もしロック解除後に、スマホ決済アプリで残高を使ったり、ポイントを自分のアカウントに移行したりしてしまうと、法律上「遺産を自分のものとして処分した(単純承認)」とみなされる可能性があります。

一度でも単純承認とみなされると、後から多額の借金が見つかったとしても、相続放棄ができなくなってしまいます。ロック解除はあくまで「中身や残高を確認するだけ」にとどめ、遺産分割協議が終わるまでは不用意な操作は避けることをおすすめします。

Q3. 亡くなった家族のデジタル遺産のパスワードがわかりません。該当の銀行や証券会社は教えてくれますか?

A3. いいえ。パスワードを教えてもらうことはできませんが、遺産を引き継ぐことは可能です。

セキュリティの観点から、たとえご家族であっても、金融機関がパスワードを開示することはありません(そもそもシステム上、該当の金融機関のスタッフにも分からないようになっています)。

しかし、パスワードが分からなくても、相続の手続き自体は可能です。銀行や証券会社に「口座名義人が亡くなった」と連絡し、戸籍謄本などの必要書類を提出すれば、口座は凍結され、所定の手続きを経て残高をご家族の口座へ移すことができます。

窓口のある銀行に比べて、ネット銀行やネット証券は「すべて郵送でのやり取り」になるため、どうしても時間がかかってしまうのが一般的です。手続きにかかる期間の目安は、スムーズにいっても「1ヶ月〜2ヶ月程度」、書類に不備があったりすると「3ヶ月以上」かかることも珍しくありません。

Q4.デジタル遺産にも相続税がかかりますか?

A4. はい、通常の遺産と同じように相続税がかかります。

相続税は「経済的価値のあるもの」すべてに対して課税されます。形があるかどうかは関係ありません。ネット銀行の預金はもちろん、暗号資産(仮想通貨)やFXの証拠金、NFTなども、亡くなった時点での時価(日本円に換算した額)で評価され、課税対象となります。また、電子マネーやポイントについても、現金化できるものや商品と交換できるものは財産として扱われる場合があるため注意が必要です。

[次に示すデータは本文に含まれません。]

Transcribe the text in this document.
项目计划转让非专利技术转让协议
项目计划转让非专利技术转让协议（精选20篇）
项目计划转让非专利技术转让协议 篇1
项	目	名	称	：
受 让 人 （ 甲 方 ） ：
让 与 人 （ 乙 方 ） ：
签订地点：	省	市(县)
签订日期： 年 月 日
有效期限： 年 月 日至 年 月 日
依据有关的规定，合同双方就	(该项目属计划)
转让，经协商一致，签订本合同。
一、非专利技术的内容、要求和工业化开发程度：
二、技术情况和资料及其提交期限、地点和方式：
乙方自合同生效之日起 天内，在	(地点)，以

Q5.デジタル遺産は黙っていれば税務署にバレませんか?

A5. いいえ、高い確率で税務署に把握されています。

税務署は「KSK(国税総合管理)システム」という強力な情報ネットワークを持っており、過去の所得情報や、全国の金融機関のお金の動きを把握しています。

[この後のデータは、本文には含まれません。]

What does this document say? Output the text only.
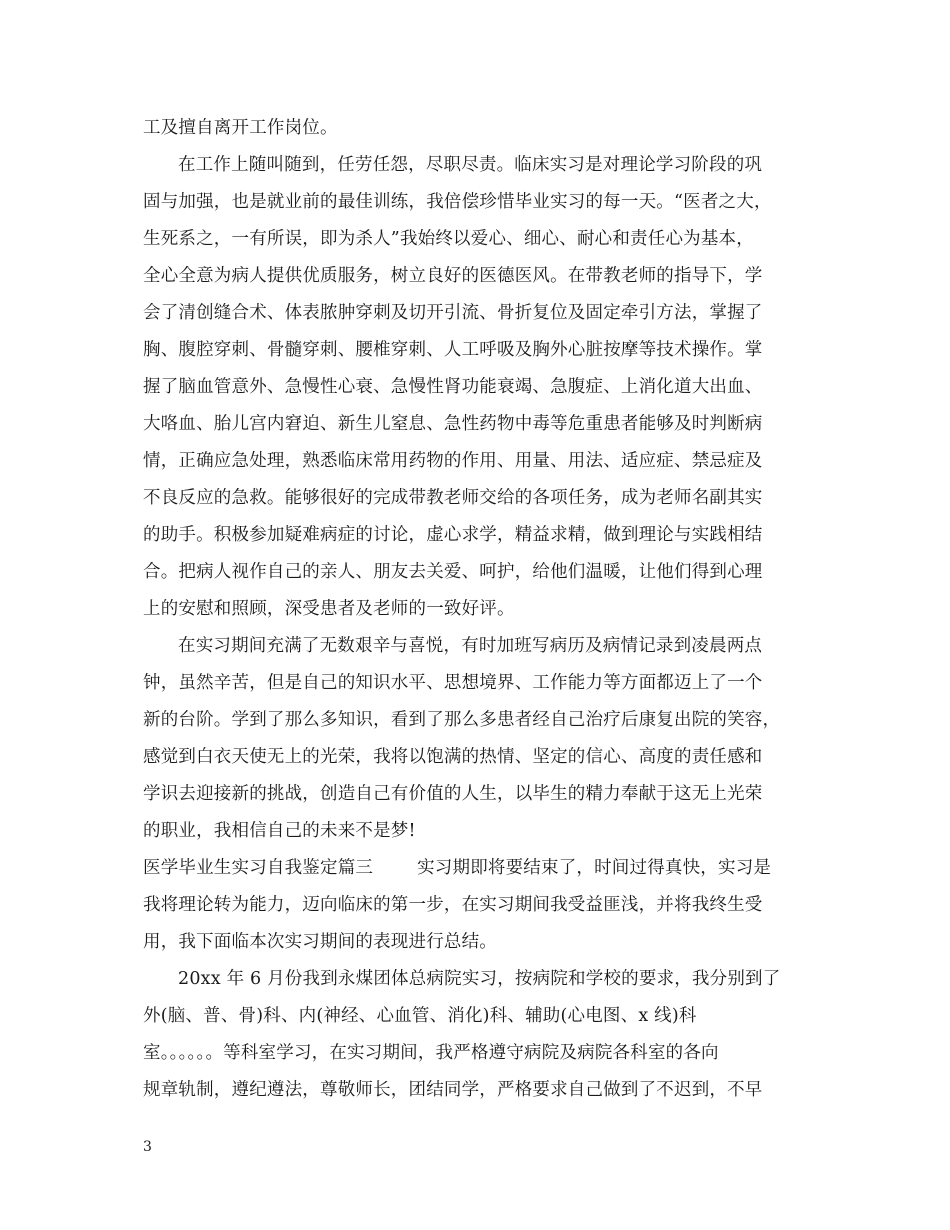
工及擅自离开工作岗位。
在工作上随叫随到，任劳任怨，尽职尽责。临床实习是对理论学习阶段的巩
固与加强，也是就业前的最佳训练，我倍偿珍惜毕业实习的每一天。“医者之大，
生死系之，一有所误，即为杀人”我始终以爱心、细心、耐心和责任心为基本，
全心全意为病人提供优质服务，树立良好的医德医风。在带教老师的指导下，学
会了清创缝合术、体表脓肿穿刺及切开引流、骨折复位及固定牵引方法，掌握了
胸、腹腔穿刺、骨髓穿刺、腰椎穿刺、人工呼吸及胸外心脏按摩等技术操作。掌
握了脑血管意外、急慢性心衰、急慢性肾功能衰竭、急腹症、上消化道大出血、
大咯血、胎儿宫内窘迫、新生儿窒息、急性药物中毒等危重患者能够及时判断病
情，正确应急处理，熟悉临床常用药物的作用、用量、用法、适应症、禁忌症及
不良反应的急救。能够很好的完成带教老师交给的各项任务，成为老师名副其实
的助手。积极参加疑难病症的讨论，虚心求学，精益求精，做到理论与实践相结
合。把病人视作自己的亲人、朋友去关爱、呵护，给他们温暖，让他们得到心理
上的安慰和照顾，深受患者及老师的一致好评。
在实习期间充满了无数艰辛与喜悦，有时加班写病历及病情记录到凌晨两点
钟，虽然辛苦，但是自己的知识水平、思想境界、工作能力等方面都迈上了一个
新的台阶。学到了那么多知识，看到了那么多患者经自己治疗后康复出院的笑容，
感觉到白衣天使无上的光荣，我将以饱满的热情、坚定的信心、高度的责任感和
学识去迎接新的挑战，创造自己有价值的人生，以毕生的精力奉献于这无上光荣
的职业，我相信自己的未来不是梦!
医学毕业生实习自我鉴定篇三	实习期即将要结束了，时间过得真快，实习是
我将理论转为能力，迈向临床的第一步，在实习期间我受益匪浅，并将我终生受
用，我下面临本次实习期间的表现进行总结。
20xx 年 6 月份我到永煤团体总病院实习，按病院和学校的要求，我分别到了
外(脑、普、骨)科、内(神经、心血管、消化)科、辅助(心电图、x 线)科
室。。。。。。等科室学习，在实习期间，我严格遵守病院及病院各科室的各向
规章轨制，遵纪遵法，尊敬师长，团结同学，严格要求自己做到了不迟到，不早
3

例えば、メインの銀行口座からネット銀行や暗号資産取引所への送金履歴があれば、「ここに別の資産があるはずだ」とすぐに推測されてしまいます。「バレないだろう」と隠してしまうと、後から悪質な隠蔽とみなされ、重加算税などの重いペナルティを課される恐れがあります。

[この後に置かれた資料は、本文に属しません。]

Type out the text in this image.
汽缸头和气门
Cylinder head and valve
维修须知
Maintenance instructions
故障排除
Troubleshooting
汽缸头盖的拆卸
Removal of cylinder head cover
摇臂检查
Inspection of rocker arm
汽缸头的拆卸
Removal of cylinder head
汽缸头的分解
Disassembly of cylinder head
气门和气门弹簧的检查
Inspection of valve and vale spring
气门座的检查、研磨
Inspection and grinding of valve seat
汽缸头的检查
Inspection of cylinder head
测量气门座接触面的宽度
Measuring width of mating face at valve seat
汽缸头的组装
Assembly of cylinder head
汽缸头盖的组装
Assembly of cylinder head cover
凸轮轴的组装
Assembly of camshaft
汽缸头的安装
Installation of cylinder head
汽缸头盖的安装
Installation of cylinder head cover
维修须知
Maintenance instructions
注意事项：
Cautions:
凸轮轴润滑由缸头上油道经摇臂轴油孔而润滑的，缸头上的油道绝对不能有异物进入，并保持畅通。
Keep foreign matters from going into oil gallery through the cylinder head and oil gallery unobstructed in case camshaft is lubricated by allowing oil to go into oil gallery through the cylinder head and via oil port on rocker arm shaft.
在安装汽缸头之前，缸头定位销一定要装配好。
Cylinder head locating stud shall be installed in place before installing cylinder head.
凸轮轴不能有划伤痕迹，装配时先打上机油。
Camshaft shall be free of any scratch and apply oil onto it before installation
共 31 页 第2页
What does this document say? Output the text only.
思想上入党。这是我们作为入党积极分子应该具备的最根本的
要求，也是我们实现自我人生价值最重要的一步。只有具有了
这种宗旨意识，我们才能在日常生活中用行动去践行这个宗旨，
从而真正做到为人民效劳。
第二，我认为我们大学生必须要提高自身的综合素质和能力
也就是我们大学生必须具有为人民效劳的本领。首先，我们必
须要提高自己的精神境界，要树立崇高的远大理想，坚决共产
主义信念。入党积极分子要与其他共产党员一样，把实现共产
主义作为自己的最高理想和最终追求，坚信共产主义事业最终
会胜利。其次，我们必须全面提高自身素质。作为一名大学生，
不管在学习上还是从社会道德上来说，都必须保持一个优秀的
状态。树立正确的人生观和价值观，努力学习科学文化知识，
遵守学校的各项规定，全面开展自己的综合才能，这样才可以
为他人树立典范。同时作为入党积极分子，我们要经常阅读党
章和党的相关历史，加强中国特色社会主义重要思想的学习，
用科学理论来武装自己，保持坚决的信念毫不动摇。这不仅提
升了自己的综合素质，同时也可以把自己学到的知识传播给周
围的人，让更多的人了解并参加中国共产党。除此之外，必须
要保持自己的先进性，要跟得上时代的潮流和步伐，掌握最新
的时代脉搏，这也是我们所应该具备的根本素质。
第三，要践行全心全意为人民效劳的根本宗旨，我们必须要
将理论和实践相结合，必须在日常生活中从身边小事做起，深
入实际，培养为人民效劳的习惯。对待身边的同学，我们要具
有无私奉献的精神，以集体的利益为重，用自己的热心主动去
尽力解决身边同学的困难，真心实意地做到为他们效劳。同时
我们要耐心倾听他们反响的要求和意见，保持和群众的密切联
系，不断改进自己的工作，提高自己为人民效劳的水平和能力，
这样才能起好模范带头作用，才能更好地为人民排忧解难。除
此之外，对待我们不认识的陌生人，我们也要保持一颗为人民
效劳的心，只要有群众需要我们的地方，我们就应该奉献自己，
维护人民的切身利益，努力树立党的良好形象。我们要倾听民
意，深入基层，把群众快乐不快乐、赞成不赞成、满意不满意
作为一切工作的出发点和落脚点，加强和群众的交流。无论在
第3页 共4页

■辻・本郷相続ガイド 相続税を申告しない場合のペナルティを解説!税務署には見つかるの?

Q6.デジタル遺産についての法律はありますか?

A6. 現時点では、デジタル遺産に特化した特別な法律はありません。

そのため、基本的には民法などの既存の法律に基づいて、通常の遺産(現金や不動産)と同じように扱われます。

ただし、SNSのアカウントやサブスクリプション契約などは、法律よりも各サービスの「利用規約」が優先されるケースが多くあります。規約で「アカウントは本人以外利用できない(相続できない)」とされている場合、遺族であってもログインや承継が認められないことがあるため、サービスごとの対応を確認する必要があります。


6.まとめ

本記事では、デジタル遺産の相続で起こりやすいトラブル、ご家族を守るための具体的な対策について解説してきました。

スマートフォンやPCの中に隠れたネット銀行やサブスクリプションなどの「見えない遺産」は、発見が難しく、放置することで「解約できない」「知らない間に借金を相続してしまう」といった深刻なトラブルを招く恐れがあります。こうした事態を未然に防ぐためには、元気なうちに財産の洗い出しを行い、情報を整理しておくことが不可欠です。